Allow me to give you an indication of a relation that holds in very general settings. Consider a *first countable* topological space $(X, \mathscr{T})$, in other words a space in which every point $x \in X$ admits a *countable* neighbourhood base.

Given an arbitrary family $x$ of objects (sets, ultimately) indexed by set $I$ and an arbitrary subset $J \subseteq I$, let us write $x_J\colon=\{x_i\}_{i \in J}$ for the set of components of indices $i \in J$ of the family $x$. For arbitrary natural number $m \in \mathbb{N}$, let us denote the unbounded *natural* interval of all natural numbers $n \geqslant m$ by $[m, \rightarrow)$.

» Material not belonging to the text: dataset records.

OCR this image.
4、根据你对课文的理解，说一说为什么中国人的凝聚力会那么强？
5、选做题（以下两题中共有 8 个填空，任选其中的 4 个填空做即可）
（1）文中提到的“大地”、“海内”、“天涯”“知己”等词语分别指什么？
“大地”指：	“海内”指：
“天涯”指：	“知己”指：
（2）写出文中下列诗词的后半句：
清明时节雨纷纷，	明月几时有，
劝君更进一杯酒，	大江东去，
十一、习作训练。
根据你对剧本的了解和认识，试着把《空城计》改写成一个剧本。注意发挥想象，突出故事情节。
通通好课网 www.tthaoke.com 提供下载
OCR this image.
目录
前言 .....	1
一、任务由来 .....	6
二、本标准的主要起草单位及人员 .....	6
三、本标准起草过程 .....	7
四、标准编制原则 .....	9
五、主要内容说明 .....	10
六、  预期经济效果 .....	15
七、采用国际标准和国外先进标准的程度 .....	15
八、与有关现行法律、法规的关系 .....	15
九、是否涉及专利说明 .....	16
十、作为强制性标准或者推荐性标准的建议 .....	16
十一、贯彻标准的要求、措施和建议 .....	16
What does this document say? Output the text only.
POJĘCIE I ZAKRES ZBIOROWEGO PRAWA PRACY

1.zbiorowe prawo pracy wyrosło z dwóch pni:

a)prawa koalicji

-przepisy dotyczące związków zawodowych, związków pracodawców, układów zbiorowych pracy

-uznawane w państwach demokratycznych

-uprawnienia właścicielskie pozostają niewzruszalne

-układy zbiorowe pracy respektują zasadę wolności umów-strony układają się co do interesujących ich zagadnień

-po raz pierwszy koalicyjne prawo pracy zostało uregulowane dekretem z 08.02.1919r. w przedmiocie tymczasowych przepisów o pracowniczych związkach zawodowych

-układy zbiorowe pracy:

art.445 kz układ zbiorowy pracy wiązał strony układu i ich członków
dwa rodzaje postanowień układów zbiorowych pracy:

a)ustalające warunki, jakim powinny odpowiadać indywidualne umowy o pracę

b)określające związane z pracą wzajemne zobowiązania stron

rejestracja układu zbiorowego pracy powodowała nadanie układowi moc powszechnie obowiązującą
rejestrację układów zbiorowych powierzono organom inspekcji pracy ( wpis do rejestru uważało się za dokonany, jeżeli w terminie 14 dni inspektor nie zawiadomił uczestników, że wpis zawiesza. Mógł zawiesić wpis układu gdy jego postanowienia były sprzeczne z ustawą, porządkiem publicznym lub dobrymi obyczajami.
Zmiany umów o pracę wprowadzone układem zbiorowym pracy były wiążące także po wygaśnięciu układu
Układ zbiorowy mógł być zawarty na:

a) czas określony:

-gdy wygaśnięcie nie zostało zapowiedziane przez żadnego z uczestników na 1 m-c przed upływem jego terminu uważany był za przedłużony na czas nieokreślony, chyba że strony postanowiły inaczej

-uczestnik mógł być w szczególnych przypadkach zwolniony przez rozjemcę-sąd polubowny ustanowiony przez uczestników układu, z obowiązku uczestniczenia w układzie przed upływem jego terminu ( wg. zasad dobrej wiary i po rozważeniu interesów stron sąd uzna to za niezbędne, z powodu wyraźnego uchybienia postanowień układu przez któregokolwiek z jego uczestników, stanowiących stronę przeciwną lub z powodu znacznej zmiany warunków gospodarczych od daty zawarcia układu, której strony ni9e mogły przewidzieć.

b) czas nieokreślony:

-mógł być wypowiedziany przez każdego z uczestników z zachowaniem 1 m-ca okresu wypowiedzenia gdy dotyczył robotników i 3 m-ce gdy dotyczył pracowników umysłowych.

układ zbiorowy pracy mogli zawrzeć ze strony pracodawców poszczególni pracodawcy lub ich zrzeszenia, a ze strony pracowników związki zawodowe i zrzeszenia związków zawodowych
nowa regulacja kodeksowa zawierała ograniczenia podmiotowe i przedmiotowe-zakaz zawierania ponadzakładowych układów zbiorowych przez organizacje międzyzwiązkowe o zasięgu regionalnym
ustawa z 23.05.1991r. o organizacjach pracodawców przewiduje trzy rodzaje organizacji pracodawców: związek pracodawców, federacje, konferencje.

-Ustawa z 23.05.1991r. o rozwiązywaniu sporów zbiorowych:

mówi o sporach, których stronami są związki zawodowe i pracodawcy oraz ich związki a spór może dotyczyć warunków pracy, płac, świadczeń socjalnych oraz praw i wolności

Given an arbitrary sequence of points $x \in X^{\mathbb{N}}$, it is not difficult to show that the set of limits of subsequences of $x$ is equal to the set of points *adherent* to the sequence $x$, set which is by definition expressed as $\displaystyle\bigcap_{n \in \mathbb{N}}\overline{x_{[n, \rightarrow)}}$. As an intersection of closed subsets, this subset is itself closed.

Metric spaces are in particular first countable (for any point $x \in X$ the collection $\left\{\mathrm{B}_q(x)\right\}_{q \in \mathbb{Q_{+}^{\times}}}$ of open balls centered at $x$ and of rational radius is a neighbourhood base), so the above statement particularly applies.